La forme très régulière et bien connue des globules rouges (les globules rouges d'une personne en bonne santé ont une forme biconcave et un diamètre de 8 micromètres) a également longtemps constitué un sujet d'étonnement. Cependant, lorsqu'on les plonge dans un milieu légèrement différent du sang (par exemple contenant certains types de médicaments), leur forme change dramatiquement: la forme habituelle de disque creusé en son centre (discocyte) est remplacée, suivant le milieu, par une forme echynocyte (en oursin), stomatocyte (en forme "d'estomac") ou tout simplement sphérique.

Les efforts de ces vingt dernières années ont permis aux physiciens de la "matière molle" (domaine d'étude dont la maturité a été récemment reconnue par l'attribution du prix Nobel à Pierre-Gilles de Gennes), de comprendre les propriétés d'objets que l'on peut qualifier de lointains cousins des globules rouges, les vésicules [3]. Ces vésicules, ou liposomes, sont des membranes fluides fermées, et font l'objet de recherches dont les motivations sont diverses. D'un point de vue fondamental, que nous illustrerons tout particulièrement dans la suite, il s'agit d'objets idéaux pour étudier la physique des surfaces fluctuantes, qui nécessite une approche combinant la physico-chimie et l'utilisation d'outils théoriques recoupant certaines problématiques modernes des mathématiques. A ce titre, les vésicules ont aussi une parenté avec les émulsions, les interfaces entre fluides, les cristaux liquides et ... la gravitation quantique !
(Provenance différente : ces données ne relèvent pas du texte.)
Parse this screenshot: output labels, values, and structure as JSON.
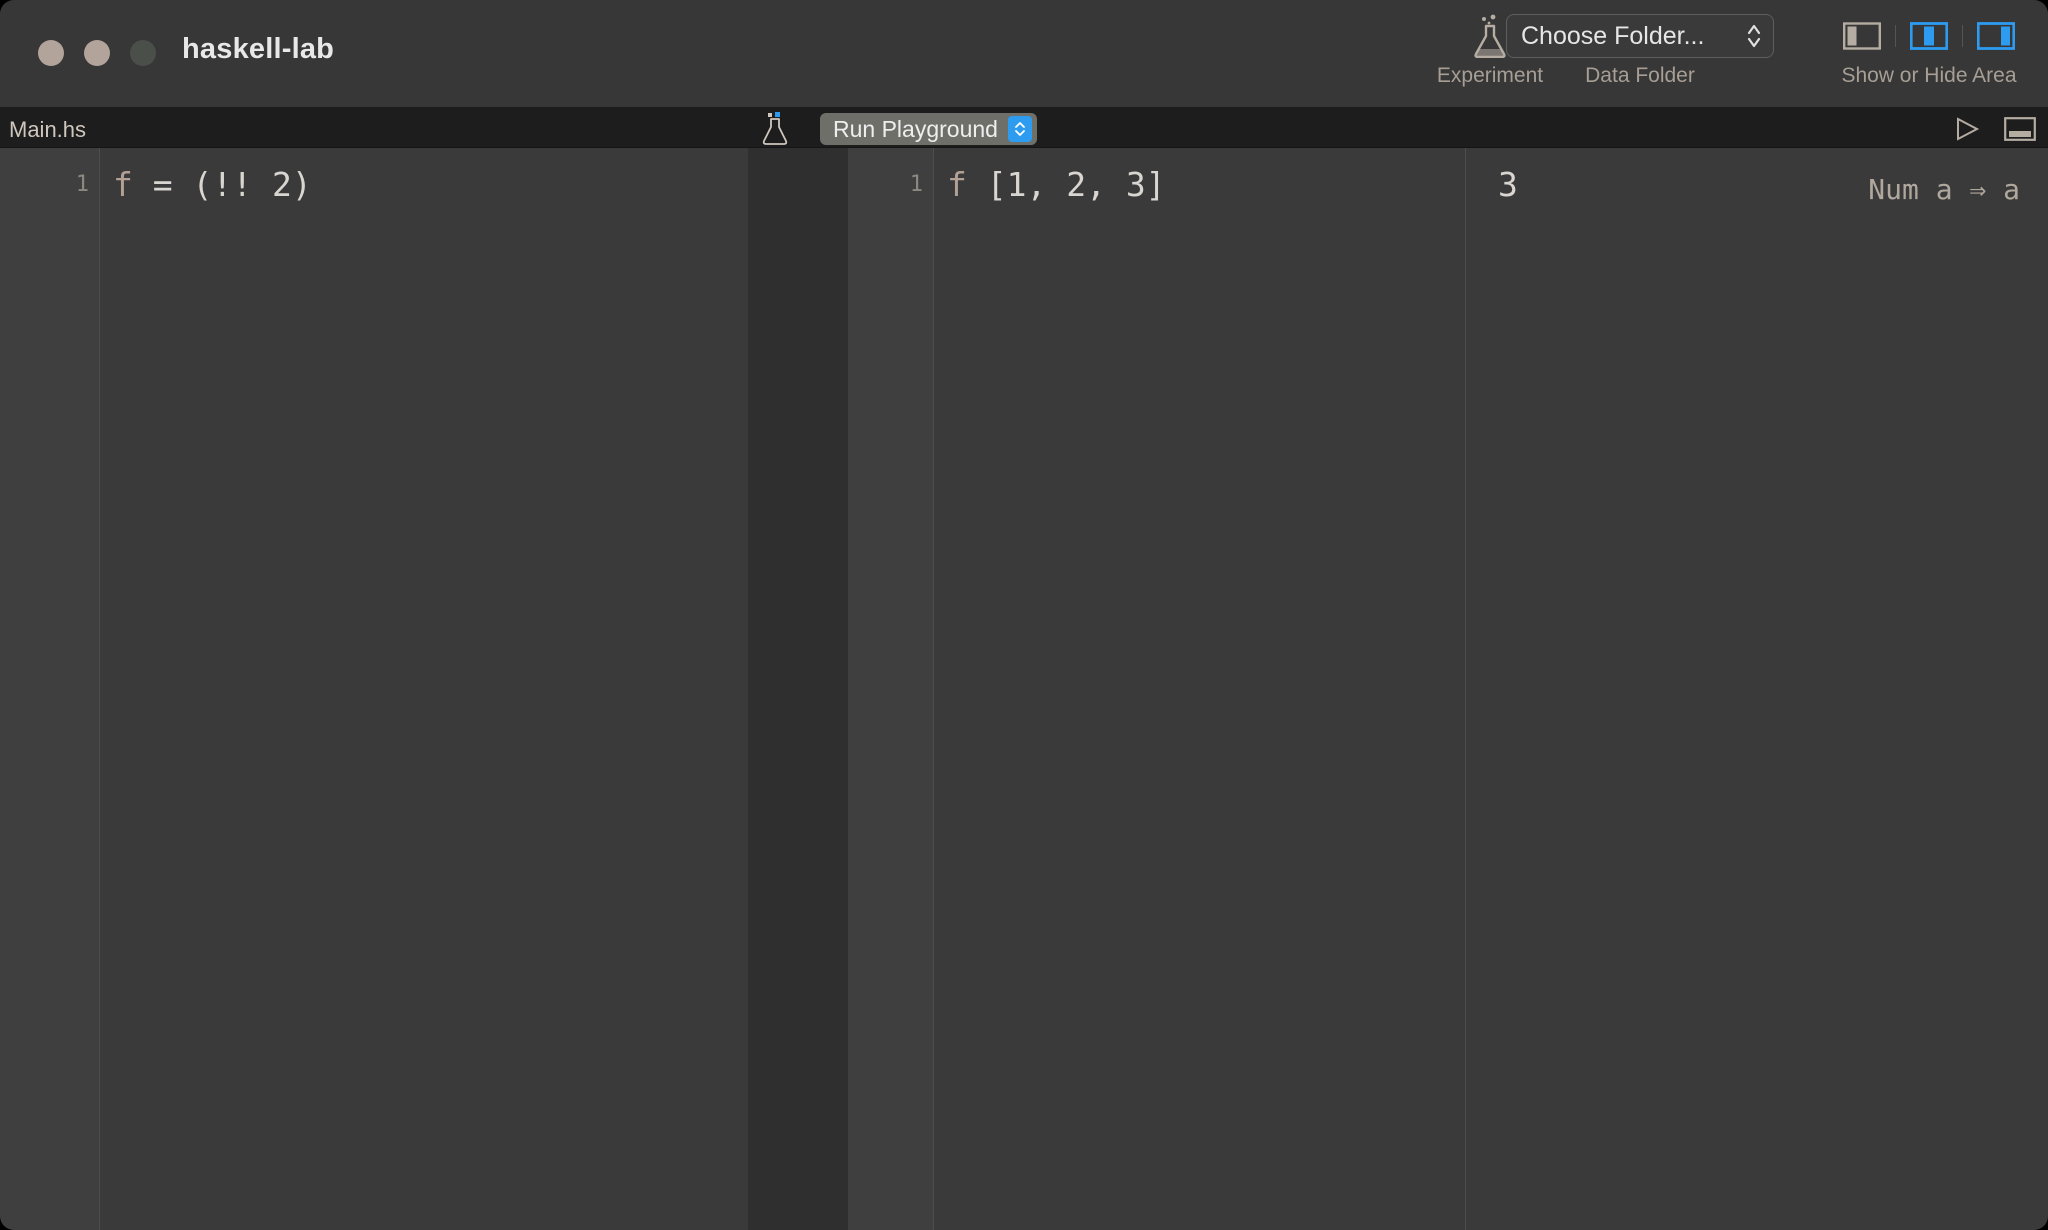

Mais l'étude des liposomes se poursuit également dans les laboratoires de pharmacologie et de biologie cellulaire, pour leur utilité comme transporteurs de médicaments au sein du circuit sanguin. Nous n'évoquerons pas davantage cet aspect plus appliqué et très important, sinon en notant que certaines réponses aux questions de stabilité et de résistance des liposomes résultent des études fondamentales que nous allons décrire.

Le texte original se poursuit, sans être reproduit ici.